You are viewing a plain text version of this content. The canonical link for it is here.
Posted to issues@flink.apache.org by "zoucan (Jira)" <ji...@apache.org> on 2022/05/25 08:46:00 UTC

[jira] [Comment Edited] (FLINK-27762) Kafka WakeUpException during handling splits changes

    [ https://issues.apache.org/jira/browse/FLINK-27762?page=com.atlassian.jira.plugin.system.issuetabpanels:comment-tabpanel&focusedCommentId=17541896#comment-17541896 ] 

zoucan edited comment on FLINK-27762 at 5/25/22 8:45 AM:
---------------------------------------------------------

[~martijnvisser] 

Thanks for your reply.

I have checked the source code of latest version, but there's no difference for this part.

It's difficult to test since this exception doesn't happen every time of partition change.

In my opinion, it happend only if method *org.apache.flink.connector.base.source.reader.fetcher.SplitFetcher.wakeUp()* is called while consumer is polling data. 
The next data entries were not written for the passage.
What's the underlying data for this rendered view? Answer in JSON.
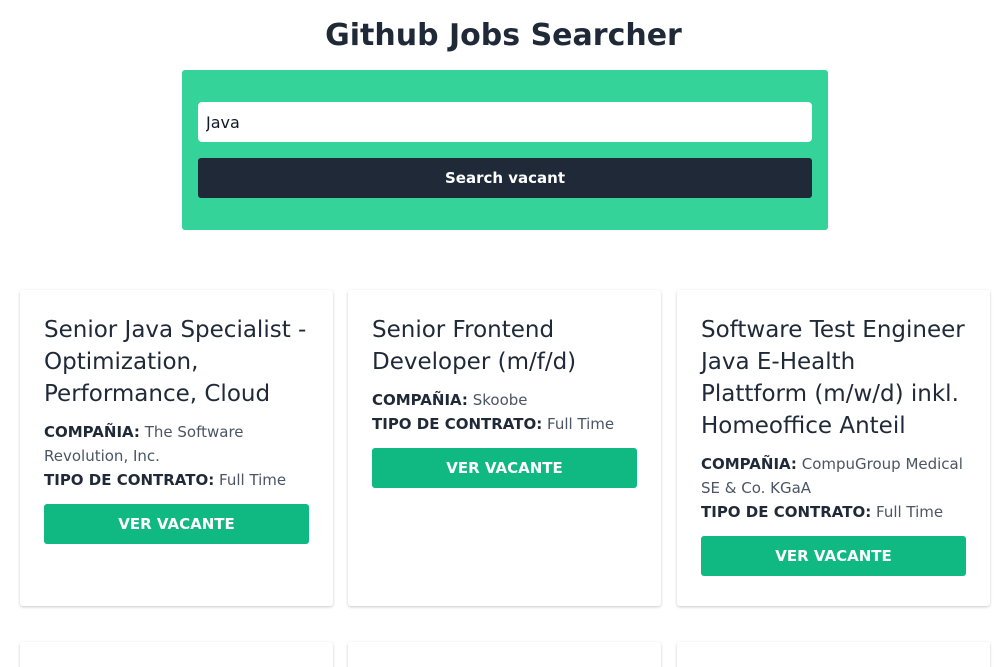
{
  "header": {
    "title": "Github Jobs Searcher"
  },
  "search": {
    "value": "Java",
    "placeholder": "",
    "button_label": "Search vacant"
  },
  "labels": {
    "company": "COMPAÑIA:",
    "contract": "TIPO DE CONTRATO:",
    "view_button": "VER VACANTE"
  },
  "jobs": [
    {
      "title": "Senior Java Specialist - Optimization, Performance, Cloud",
      "company": "The Software Revolution, Inc.",
      "contract": "Full Time"
    },
    {
      "title": "Senior Frontend Developer (m/f/d)",
      "company": "Skoobe",
      "contract": "Full Time"
    },
    {
      "title": "Software Test Engineer Java E-Health Plattform (m/w/d) inkl. Homeoffice Anteil",
      "company": "CompuGroup Medical SE & Co. KGaA",
      "contract": "Full Time"
    }
  ],
  "colors": {
    "panel": "#34d399",
    "search_button": "#1f2937",
    "view_button": "#10b981"
  }
}
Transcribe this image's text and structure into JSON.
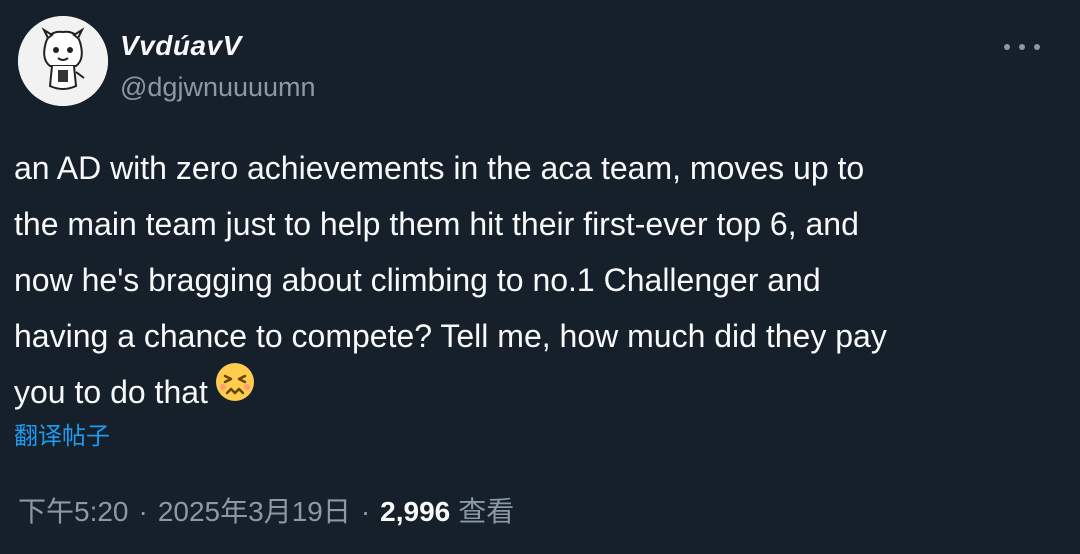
{
  "author": {
    "display_name": "VvdúavV",
    "handle": "@dgjwnuuuumn",
    "avatar_icon": "cartoon-face-avatar"
  },
  "more_icon": "more-horizontal-icon",
  "tweet": {
    "lines": [
      "an AD with zero achievements in the aca team, moves up to",
      "the main team just to help them hit their first-ever top 6, and",
      "now he's bragging about climbing to no.1 Challenger and",
      "having a chance to compete? Tell me, how much did they pay",
      "you to do that"
    ],
    "emoji": "persevering-face-emoji"
  },
  "translate_label": "翻译帖子",
  "meta": {
    "time": "下午5:20",
    "separator": "·",
    "date": "2025年3月19日",
    "views_count": "2,996",
    "views_label": "查看"
  },
  "colors": {
    "background": "#15202b",
    "text": "#f7f9f9",
    "secondary": "#8b98a5",
    "link": "#1d9bf0"
  }
}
In this situation, above method will eventually call {*}org.apache.kafka.clients.consumer.KafkaConsumer.wakeup(){*}. 
{code:java}
// org.apache.flink.connector.base.source.reader.fetcher.SplitFetcher.wakeUp()

public void wakeUp() {
    wakeup = true;
    if (lastRecords == null) {
        // 1. consumer is polling data, execute org.apache.flink.connector.kafka.source.reader.KafkaPartitionSplitReader.wakeUp() 
        splitReader.wakeUp()
    } else {
        elementsQueue.wakeUpPuttingThread(fetcherIndex);
    }
} {code}
 
{code:java}
// org.apache.flink.connector.kafka.source.reader.KafkaPartitionSplitReader.wakeUp()

public void wakeUp() {
    // 2. execute org.apache.kafka.clients.consumer.KafkaConsumer.wakeup()
    consumer.wakeup();
} {code}
 

And in method {*}org.apache.flink.connector.kafka.source.reader.KafkaPartitionSplitReader.handleSplitsChanges(){*}, 

*org.apache.kafka.clients.consumer.KafkaConsumer.position()* will be called.
{code:java}
// org.apache.flink.connector.kafka.source.reader.KafkaPartitionSplitReader.handleSplitsChanges()
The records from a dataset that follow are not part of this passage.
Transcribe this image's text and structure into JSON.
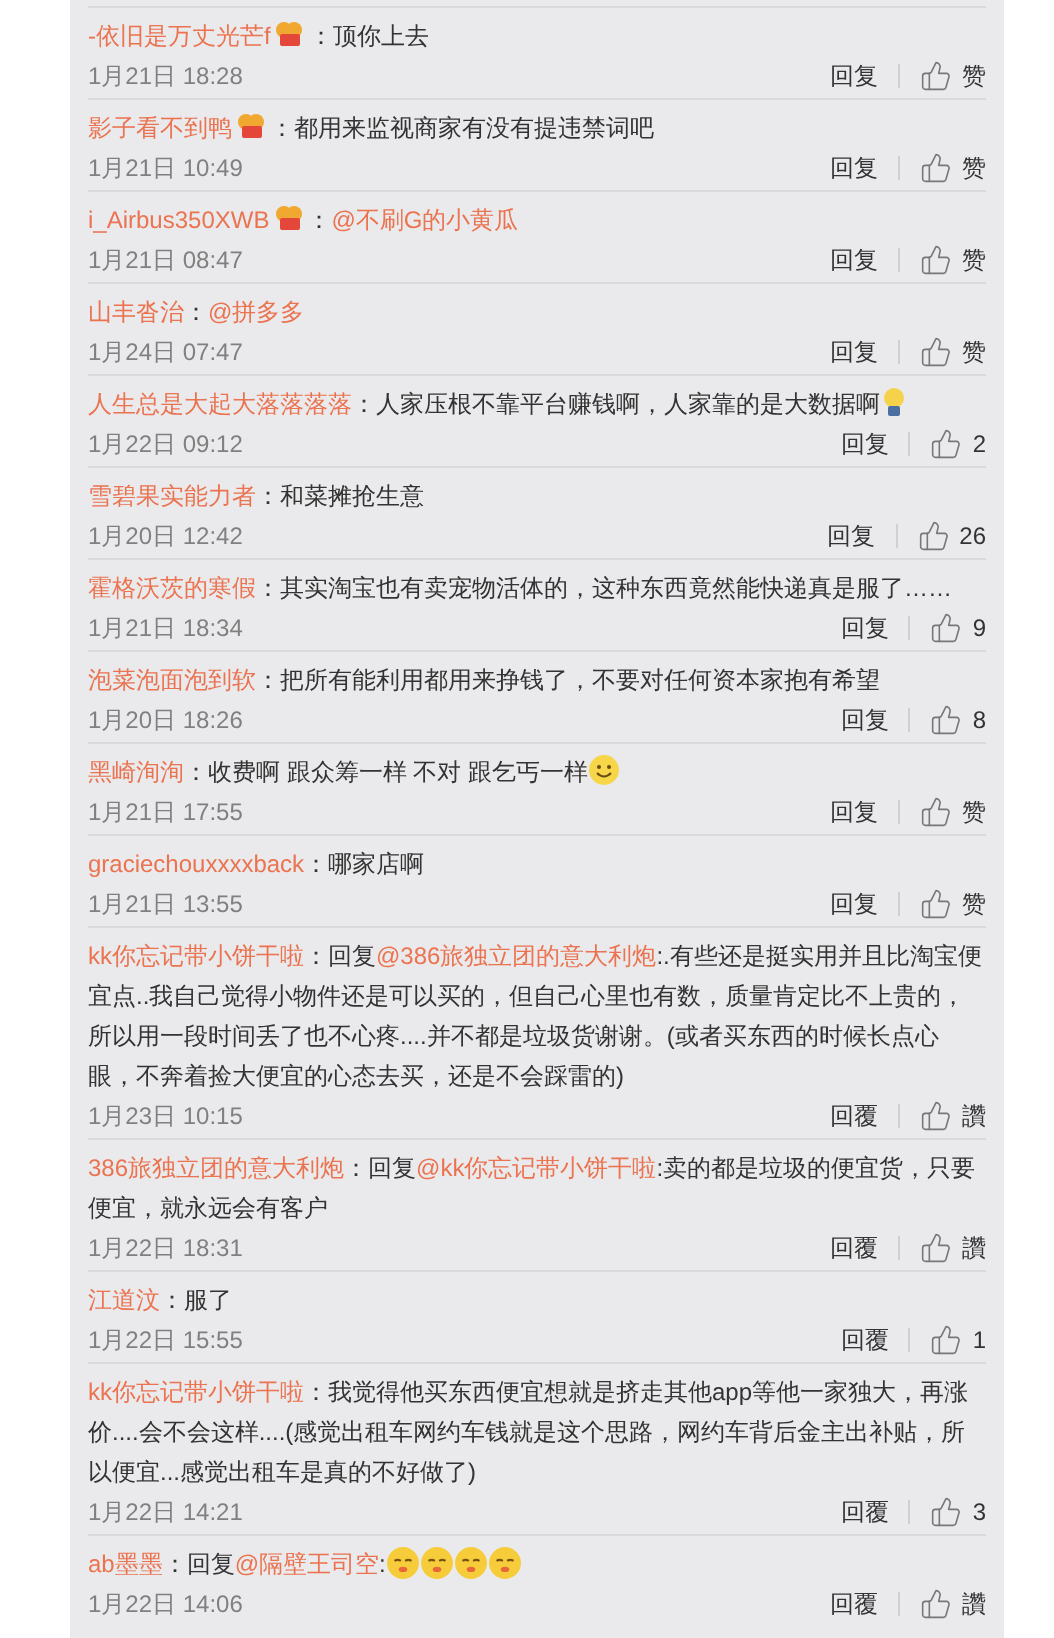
{
  "comments": [
    {
      "user": "-依旧是万丈光芒f",
      "badge": true,
      "segments": [
        {
          "kind": "text",
          "text": "：顶你上去"
        }
      ],
      "time": "1月21日 18:28",
      "reply": "回复",
      "like": "赞"
    },
    {
      "user": "影子看不到鸭",
      "badge": true,
      "segments": [
        {
          "kind": "text",
          "text": "：都用来监视商家有没有提违禁词吧"
        }
      ],
      "time": "1月21日 10:49",
      "reply": "回复",
      "like": "赞"
    },
    {
      "user": "i_Airbus350XWB",
      "badge": true,
      "segments": [
        {
          "kind": "text",
          "text": "："
        },
        {
          "kind": "mention",
          "text": "@不刷G的小黄瓜"
        }
      ],
      "time": "1月21日 08:47",
      "reply": "回复",
      "like": "赞"
    },
    {
      "user": "山丰沓治",
      "badge": false,
      "segments": [
        {
          "kind": "text",
          "text": "："
        },
        {
          "kind": "mention",
          "text": "@拼多多"
        }
      ],
      "time": "1月24日 07:47",
      "reply": "回复",
      "like": "赞"
    },
    {
      "user": "人生总是大起大落落落落",
      "badge": false,
      "segments": [
        {
          "kind": "text",
          "text": "：人家压根不靠平台赚钱啊，人家靠的是大数据啊"
        }
      ],
      "emojis": [
        {
          "kind": "bulb"
        }
      ],
      "time": "1月22日 09:12",
      "reply": "回复",
      "like": "2"
    },
    {
      "user": "雪碧果实能力者",
      "badge": false,
      "segments": [
        {
          "kind": "text",
          "text": "：和菜摊抢生意"
        }
      ],
      "time": "1月20日 12:42",
      "reply": "回复",
      "like": "26"
    },
    {
      "user": "霍格沃茨的寒假",
      "badge": false,
      "segments": [
        {
          "kind": "text",
          "text": "：其实淘宝也有卖宠物活体的，这种东西竟然能快递真是服了……"
        }
      ],
      "time": "1月21日 18:34",
      "reply": "回复",
      "like": "9"
    },
    {
      "user": "泡菜泡面泡到软",
      "badge": false,
      "segments": [
        {
          "kind": "text",
          "text": "：把所有能利用都用来挣钱了，不要对任何资本家抱有希望"
        }
      ],
      "time": "1月20日 18:26",
      "reply": "回复",
      "like": "8"
    },
    {
      "user": "黑崎洵洵",
      "badge": false,
      "segments": [
        {
          "kind": "text",
          "text": "：收费啊 跟众筹一样 不对 跟乞丐一样"
        }
      ],
      "emojis": [
        {
          "kind": "smile"
        }
      ],
      "time": "1月21日 17:55",
      "reply": "回复",
      "like": "赞"
    },
    {
      "user": "graciechouxxxxback",
      "badge": false,
      "segments": [
        {
          "kind": "text",
          "text": "：哪家店啊"
        }
      ],
      "time": "1月21日 13:55",
      "reply": "回复",
      "like": "赞"
    },
    {
      "user": "kk你忘记带小饼干啦",
      "badge": false,
      "segments": [
        {
          "kind": "text",
          "text": "：回复"
        },
        {
          "kind": "mention",
          "text": "@386旅独立团的意大利炮"
        },
        {
          "kind": "text",
          "text": ":.有些还是挺实用并且比淘宝便宜点..我自己觉得小物件还是可以买的，但自己心里也有数，质量肯定比不上贵的，所以用一段时间丢了也不心疼....并不都是垃圾货谢谢。(或者买东西的时候长点心眼，不奔着捡大便宜的心态去买，还是不会踩雷的)"
        }
      ],
      "time": "1月23日 10:15",
      "reply": "回覆",
      "like": "讚"
    },
    {
      "user": "386旅独立团的意大利炮",
      "badge": false,
      "segments": [
        {
          "kind": "text",
          "text": "：回复"
        },
        {
          "kind": "mention",
          "text": "@kk你忘记带小饼干啦"
        },
        {
          "kind": "text",
          "text": ":卖的都是垃圾的便宜货，只要便宜，就永远会有客户"
        }
      ],
      "time": "1月22日 18:31",
      "reply": "回覆",
      "like": "讚"
    },
    {
      "user": "江道汶",
      "badge": false,
      "segments": [
        {
          "kind": "text",
          "text": "：服了"
        }
      ],
      "time": "1月22日 15:55",
      "reply": "回覆",
      "like": "1"
    },
    {
      "user": "kk你忘记带小饼干啦",
      "badge": false,
      "segments": [
        {
          "kind": "text",
          "text": "：我觉得他买东西便宜想就是挤走其他app等他一家独大，再涨价....会不会这样....(感觉出租车网约车钱就是这个思路，网约车背后金主出补贴，所以便宜...感觉出租车是真的不好做了)"
        }
      ],
      "time": "1月22日 14:21",
      "reply": "回覆",
      "like": "3"
    },
    {
      "user": "ab墨墨",
      "badge": false,
      "segments": [
        {
          "kind": "text",
          "text": "：回复"
        },
        {
          "kind": "mention",
          "text": "@隔壁王司空"
        },
        {
          "kind": "text",
          "text": ":"
        }
      ],
      "emojis": [
        {
          "kind": "grin"
        },
        {
          "kind": "grin"
        },
        {
          "kind": "grin"
        },
        {
          "kind": "grin"
        }
      ],
      "time": "1月22日 14:06",
      "reply": "回覆",
      "like": "讚"
    }
  ]
}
public void handleSplitsChanges(SplitsChange<KafkaPartitionSplit> splitsChange) {
    // ignore irrelevant code...

    // 3.execute this.removeEmptySplits()
   removeEmptySplits();

    maybeLogSplitChangesHandlingResult(splitsChange);
} {code}
 
{code:java}
// org.apache.flink.connector.kafka.source.reader.KafkaPartitionSplitReader.removeEmptySplits()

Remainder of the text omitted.